- Directed by: Madison Thomas
- Written by: Madison Thomas; Katarina Ziervogel;
- Produced by: Rebecca Gibson; Kyle Irving; Darcy Waite;
- Starring: Marika Sila; Cherrel Holder; Chris Dodd; Meegwun Fairbrother;
- Cinematography: Gabriel Levesque
- Edited by: Jonathan Lê
- Music by: Justin Delorme
- Production company: Eagle Vision
- Release dates: November 3, 2023 (Red Nation); November 30, 2023 (Whistler);
- Running time: 97 minutes
- Country: Canada
- Languages: English; American Sign Language;

= Finality of Dusk =

2023 Canadian science fiction film

Finality of Dusk is a 2023 Canadian post-apocalyptic science fiction film directed by Madison Thomas, from a screenplay by Thomas and Katarina Ziervogel. Starring Marika Sila, Cherrel Holder, Chris Dodd, and Meegwun Fairbrother, the film follows Ishkode (Sila) and Niife (Holder), who team up to survive in a world where the air has become too toxic for humans to breathe, requiring people to wear specialized breathing helmets at all times, all the while being pursued by Odin (Dodd), a deaf man who is on a mission to be this world's last survivor.

==Production==
===Filming===
The film was shot on location in rural Manitoba in 2021. Co-writer Madison Thomas did not want to set the film in a city or even a small town as is typical of the genre: "With even small cities having become unlivable, the film instead focuses on a remote Indigenous First Nation in western Manitoba and the lands that surround it." Thomas has Ojibwe and Saulteaux ancestry, while Katarina Ziervogel is a member of Sagkeeng First Nation in Manitoba.

===Characterization===
Thomas was "keen" that the two protagonists should not speak a common language, and so needed help from Ziervogel: "Growing up, I experienced communication barriers, especially with people who don’t know American Sign Language... When there’s a language/communication barrier between two individuals, it’s easier for them to walk away and move on to the next person.

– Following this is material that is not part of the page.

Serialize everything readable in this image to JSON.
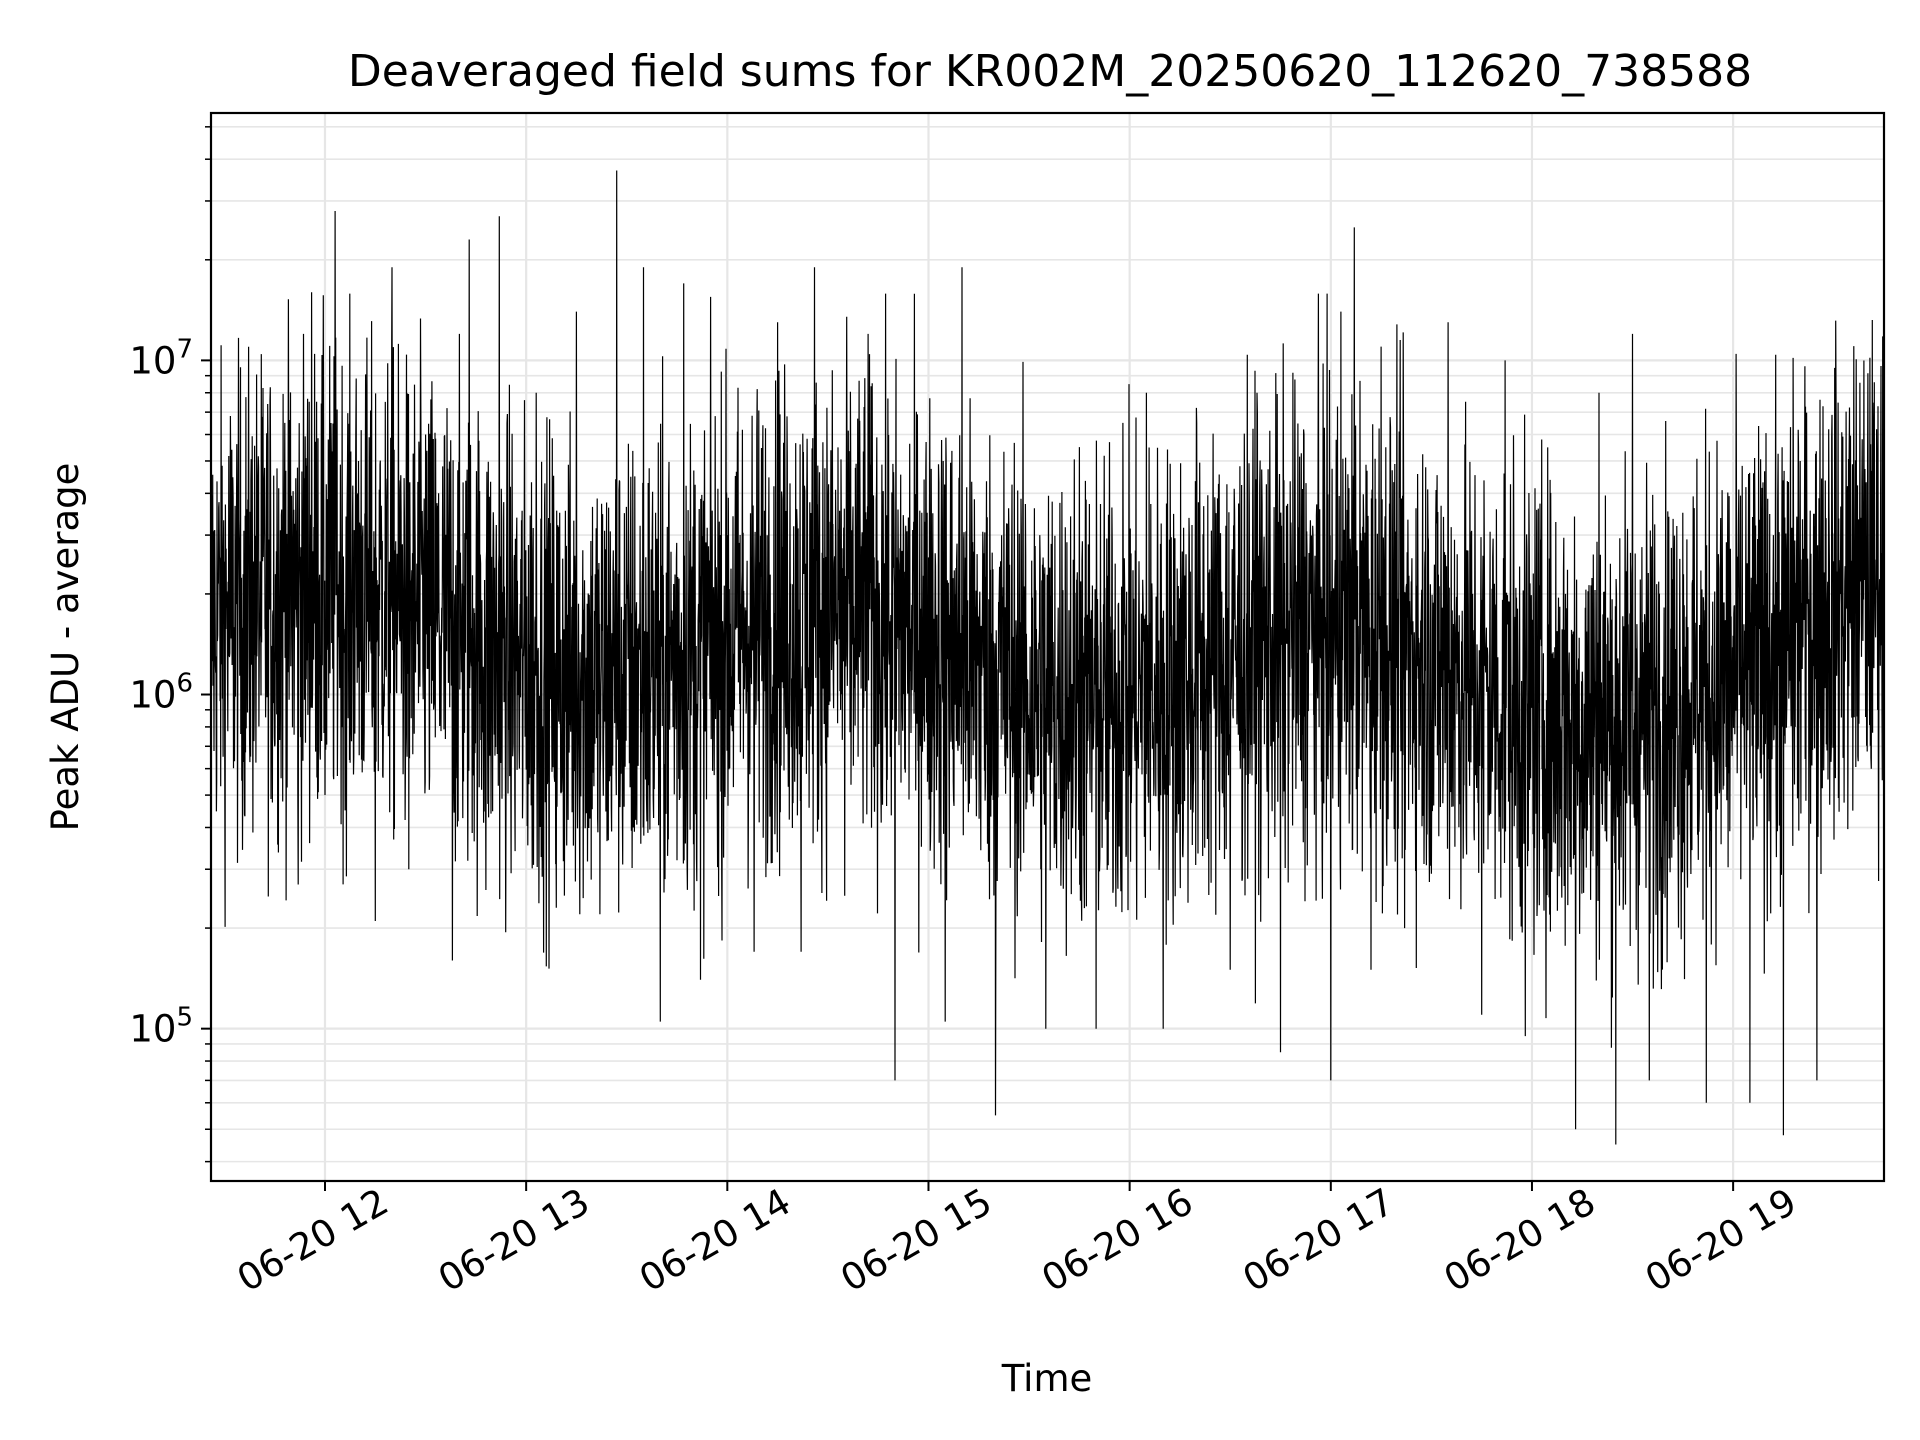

Niife is determined to break that barrier in this film despite Ishkode’s attempts to walk away."

===Sound===
The film makes use of special sound design features to boost the filmgoing experience for deaf and hard-of-hearing audiences.

==Release==
Finality of Dusk premiered at the Red Nation Film Festival on November 3, 2023, followed by its Canadian premiere in the Borsos Competition program at the Whistler Film Festival on November 30, 2023.